Figure 2. Biochemical analysis of direct interactions of purified H. pylori TlpD and AcnB or TlpD and KatA proteins using biolayer interferometry.

Figure 2

Recombinantly purified TlpD was tested for direct interactions with purified H. pylori AcnB or KatA using biolayer interferometry. While one purified protein (ligand) was coupled to the sensor surface via a hexa-histidine tag or free amine groups (see Supplementary Methods), the second protein (analyte) was applied as a solute in assay buffer.

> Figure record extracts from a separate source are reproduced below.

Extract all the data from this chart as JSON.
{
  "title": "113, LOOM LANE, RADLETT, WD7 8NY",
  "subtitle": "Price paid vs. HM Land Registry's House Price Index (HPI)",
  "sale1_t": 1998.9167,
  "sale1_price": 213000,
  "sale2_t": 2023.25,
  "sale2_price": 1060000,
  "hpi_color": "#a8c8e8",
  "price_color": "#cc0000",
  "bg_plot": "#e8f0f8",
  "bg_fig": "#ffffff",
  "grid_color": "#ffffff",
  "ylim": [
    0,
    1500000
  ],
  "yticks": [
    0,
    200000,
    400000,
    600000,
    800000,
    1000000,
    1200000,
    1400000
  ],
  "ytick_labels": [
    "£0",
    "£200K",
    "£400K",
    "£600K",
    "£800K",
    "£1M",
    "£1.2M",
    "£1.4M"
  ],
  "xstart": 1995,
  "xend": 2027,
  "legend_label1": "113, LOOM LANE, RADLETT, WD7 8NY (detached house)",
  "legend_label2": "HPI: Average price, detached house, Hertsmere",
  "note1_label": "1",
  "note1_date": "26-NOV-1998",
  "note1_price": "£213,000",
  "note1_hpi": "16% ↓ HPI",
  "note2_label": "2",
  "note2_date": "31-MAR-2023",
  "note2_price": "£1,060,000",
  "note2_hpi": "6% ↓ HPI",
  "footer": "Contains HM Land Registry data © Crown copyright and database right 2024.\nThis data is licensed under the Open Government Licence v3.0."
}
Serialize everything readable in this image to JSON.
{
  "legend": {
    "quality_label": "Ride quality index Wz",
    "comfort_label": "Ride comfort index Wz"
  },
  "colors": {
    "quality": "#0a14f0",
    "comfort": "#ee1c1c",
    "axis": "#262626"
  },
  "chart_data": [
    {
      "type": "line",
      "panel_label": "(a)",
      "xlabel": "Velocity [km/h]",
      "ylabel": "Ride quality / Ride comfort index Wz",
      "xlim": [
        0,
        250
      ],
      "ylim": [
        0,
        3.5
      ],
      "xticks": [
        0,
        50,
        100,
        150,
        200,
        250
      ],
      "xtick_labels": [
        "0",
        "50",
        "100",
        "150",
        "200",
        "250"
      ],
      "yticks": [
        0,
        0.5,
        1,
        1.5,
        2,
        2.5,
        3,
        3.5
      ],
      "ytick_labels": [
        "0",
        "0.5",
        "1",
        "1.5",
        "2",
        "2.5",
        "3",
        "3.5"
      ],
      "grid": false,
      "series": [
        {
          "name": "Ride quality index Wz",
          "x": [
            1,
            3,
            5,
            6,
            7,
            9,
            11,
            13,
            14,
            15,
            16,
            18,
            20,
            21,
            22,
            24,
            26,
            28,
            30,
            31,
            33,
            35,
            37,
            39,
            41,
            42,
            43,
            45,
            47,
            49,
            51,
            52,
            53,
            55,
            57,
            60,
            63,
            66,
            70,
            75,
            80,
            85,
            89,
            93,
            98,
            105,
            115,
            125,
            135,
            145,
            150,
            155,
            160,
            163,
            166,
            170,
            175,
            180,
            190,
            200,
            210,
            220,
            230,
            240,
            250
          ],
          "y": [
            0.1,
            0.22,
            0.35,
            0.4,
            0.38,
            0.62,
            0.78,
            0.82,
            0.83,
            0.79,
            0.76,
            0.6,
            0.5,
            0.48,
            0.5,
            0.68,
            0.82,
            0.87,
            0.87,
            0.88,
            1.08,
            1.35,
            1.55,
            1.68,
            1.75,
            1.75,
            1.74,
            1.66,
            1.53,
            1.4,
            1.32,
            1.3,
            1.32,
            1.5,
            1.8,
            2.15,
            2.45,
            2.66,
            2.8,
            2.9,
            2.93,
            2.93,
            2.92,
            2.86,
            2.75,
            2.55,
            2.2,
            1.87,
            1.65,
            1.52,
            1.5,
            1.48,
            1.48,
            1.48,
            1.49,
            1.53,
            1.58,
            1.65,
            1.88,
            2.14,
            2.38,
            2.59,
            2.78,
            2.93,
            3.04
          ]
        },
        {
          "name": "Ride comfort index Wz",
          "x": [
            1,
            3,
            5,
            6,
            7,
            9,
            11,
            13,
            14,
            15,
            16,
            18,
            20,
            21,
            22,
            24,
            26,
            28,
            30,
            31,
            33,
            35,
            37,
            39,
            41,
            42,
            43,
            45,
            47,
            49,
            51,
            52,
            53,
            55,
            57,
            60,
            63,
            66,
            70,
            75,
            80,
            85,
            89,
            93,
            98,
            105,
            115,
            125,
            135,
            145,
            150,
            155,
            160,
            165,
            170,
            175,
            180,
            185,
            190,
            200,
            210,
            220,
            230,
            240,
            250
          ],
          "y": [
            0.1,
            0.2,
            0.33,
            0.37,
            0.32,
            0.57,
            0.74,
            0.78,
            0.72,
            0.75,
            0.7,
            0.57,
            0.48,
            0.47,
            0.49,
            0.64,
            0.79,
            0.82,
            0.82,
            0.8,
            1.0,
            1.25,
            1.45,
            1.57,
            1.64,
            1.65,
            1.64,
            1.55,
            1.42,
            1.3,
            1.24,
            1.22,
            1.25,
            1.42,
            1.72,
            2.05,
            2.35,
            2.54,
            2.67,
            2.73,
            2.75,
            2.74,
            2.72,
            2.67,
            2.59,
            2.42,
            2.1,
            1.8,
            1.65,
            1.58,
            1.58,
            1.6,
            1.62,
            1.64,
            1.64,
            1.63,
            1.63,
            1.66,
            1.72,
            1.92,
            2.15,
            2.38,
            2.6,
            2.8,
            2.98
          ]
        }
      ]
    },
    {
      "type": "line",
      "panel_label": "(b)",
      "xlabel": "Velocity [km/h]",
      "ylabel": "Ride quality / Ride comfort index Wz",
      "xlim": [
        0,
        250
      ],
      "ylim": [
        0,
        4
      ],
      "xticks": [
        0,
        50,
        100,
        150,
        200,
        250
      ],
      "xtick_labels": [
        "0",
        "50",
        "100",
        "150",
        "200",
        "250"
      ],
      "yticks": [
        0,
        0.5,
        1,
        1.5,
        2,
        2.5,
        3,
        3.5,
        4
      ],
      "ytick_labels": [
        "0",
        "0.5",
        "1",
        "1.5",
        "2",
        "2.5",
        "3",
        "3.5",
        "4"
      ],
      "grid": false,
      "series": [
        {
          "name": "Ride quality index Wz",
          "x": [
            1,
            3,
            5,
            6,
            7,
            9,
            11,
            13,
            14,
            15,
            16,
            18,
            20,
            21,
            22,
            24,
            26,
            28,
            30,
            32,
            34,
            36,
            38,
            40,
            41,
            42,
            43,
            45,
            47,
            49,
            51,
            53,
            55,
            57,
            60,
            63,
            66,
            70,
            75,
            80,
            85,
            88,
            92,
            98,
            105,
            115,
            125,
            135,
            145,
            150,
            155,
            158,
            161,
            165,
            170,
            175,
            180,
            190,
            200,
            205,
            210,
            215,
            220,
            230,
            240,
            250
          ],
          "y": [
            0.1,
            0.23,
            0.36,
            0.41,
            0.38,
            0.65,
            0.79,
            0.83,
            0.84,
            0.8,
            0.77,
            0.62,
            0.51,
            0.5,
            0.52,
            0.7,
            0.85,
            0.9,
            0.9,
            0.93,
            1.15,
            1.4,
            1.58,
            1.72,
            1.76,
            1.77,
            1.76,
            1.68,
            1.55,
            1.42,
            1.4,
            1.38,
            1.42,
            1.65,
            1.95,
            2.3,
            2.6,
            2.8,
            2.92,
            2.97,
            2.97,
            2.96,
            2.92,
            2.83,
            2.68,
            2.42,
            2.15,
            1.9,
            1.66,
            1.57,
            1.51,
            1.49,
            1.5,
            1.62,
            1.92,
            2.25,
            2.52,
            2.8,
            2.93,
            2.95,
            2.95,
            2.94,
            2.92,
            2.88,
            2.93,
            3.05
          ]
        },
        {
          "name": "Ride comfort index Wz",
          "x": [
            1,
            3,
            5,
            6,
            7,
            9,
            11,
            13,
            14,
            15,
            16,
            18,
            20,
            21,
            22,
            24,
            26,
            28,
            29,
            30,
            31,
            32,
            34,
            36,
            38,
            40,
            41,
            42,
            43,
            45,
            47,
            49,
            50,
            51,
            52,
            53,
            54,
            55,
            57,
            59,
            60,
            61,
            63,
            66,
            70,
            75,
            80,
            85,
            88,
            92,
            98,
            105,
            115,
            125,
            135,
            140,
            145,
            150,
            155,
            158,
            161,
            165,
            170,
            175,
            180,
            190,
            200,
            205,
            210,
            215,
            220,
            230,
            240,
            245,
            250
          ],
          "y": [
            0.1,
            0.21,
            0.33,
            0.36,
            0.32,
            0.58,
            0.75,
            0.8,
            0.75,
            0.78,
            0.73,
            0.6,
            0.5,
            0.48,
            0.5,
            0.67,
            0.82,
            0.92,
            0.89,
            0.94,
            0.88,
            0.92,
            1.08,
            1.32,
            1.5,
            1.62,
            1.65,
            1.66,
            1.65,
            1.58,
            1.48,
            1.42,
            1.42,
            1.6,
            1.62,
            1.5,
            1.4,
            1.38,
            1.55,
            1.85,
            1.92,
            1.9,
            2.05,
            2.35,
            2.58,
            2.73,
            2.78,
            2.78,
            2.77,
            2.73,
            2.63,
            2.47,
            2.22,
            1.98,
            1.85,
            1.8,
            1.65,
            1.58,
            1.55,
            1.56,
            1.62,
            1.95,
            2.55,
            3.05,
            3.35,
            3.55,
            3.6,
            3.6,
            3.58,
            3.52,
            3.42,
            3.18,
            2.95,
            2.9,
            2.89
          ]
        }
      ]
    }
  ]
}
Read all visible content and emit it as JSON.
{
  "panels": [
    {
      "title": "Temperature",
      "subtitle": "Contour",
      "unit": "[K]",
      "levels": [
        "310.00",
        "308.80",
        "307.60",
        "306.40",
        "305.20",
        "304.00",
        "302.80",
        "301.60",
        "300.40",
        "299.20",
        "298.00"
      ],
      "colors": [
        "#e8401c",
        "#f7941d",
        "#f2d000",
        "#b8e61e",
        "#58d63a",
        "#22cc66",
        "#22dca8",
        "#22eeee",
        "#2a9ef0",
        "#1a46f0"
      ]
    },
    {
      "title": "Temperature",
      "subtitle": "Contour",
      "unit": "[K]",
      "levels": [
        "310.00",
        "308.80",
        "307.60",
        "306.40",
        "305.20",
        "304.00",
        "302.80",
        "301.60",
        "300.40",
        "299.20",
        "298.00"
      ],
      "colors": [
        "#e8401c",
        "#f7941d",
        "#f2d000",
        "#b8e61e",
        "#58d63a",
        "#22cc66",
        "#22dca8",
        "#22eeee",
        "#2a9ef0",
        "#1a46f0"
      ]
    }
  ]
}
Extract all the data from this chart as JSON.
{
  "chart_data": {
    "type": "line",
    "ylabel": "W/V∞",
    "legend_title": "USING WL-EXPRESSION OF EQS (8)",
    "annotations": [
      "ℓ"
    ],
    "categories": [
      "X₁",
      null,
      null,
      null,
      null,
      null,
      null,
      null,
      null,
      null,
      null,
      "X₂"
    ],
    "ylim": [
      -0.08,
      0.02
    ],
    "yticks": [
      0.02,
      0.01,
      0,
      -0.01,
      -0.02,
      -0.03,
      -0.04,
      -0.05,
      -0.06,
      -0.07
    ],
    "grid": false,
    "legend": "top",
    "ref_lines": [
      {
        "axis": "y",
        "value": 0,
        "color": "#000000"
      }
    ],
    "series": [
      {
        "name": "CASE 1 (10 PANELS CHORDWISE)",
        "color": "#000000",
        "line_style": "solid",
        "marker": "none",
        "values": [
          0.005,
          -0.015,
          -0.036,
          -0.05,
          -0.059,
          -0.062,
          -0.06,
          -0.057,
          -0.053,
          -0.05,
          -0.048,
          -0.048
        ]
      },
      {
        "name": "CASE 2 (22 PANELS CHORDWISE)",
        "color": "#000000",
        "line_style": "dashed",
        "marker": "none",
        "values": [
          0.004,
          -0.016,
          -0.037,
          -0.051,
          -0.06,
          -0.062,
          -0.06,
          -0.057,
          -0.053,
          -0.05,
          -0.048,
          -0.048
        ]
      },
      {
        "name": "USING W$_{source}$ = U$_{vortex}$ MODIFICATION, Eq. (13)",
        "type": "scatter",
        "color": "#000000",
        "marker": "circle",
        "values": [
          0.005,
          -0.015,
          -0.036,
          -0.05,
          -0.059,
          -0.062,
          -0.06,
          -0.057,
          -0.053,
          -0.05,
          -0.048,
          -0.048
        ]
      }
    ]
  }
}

Sensors were dipped into different analyte solutions for 1,200 sec (A) or 1,800 sec (B), before dissociation was monitored in assay buffer. (A) TlpD-AcnB interaction: ligand Hisx6-TlpD (purified from E. coli) was immobilised to the sensor surface, while analyte H. pylori AcnB (AcnB-V5, purified from H. pylori) was applied in assay buffer (Methods and Supplementary Methods) at four different concentrations (26.4 nM, 52.8  nM, 158.5 nM and 317.0 nM). (B) TlpD-KatA interaction: immobilised H. pylori KatA (recombinant, tag-free, purified from E. coli) was coupled on the sensor surface via free amine groups, while analyte TlpD-V5 (purified from H. pylori) was supplied diluted in assay buffer at 200 nM, 400 nM and 2,000 nM. Values derived from a ligand-coupled sensor that was dipped in assay buffer only over the full time course of the interaction assay were subtracted as the baseline from the interaction curves.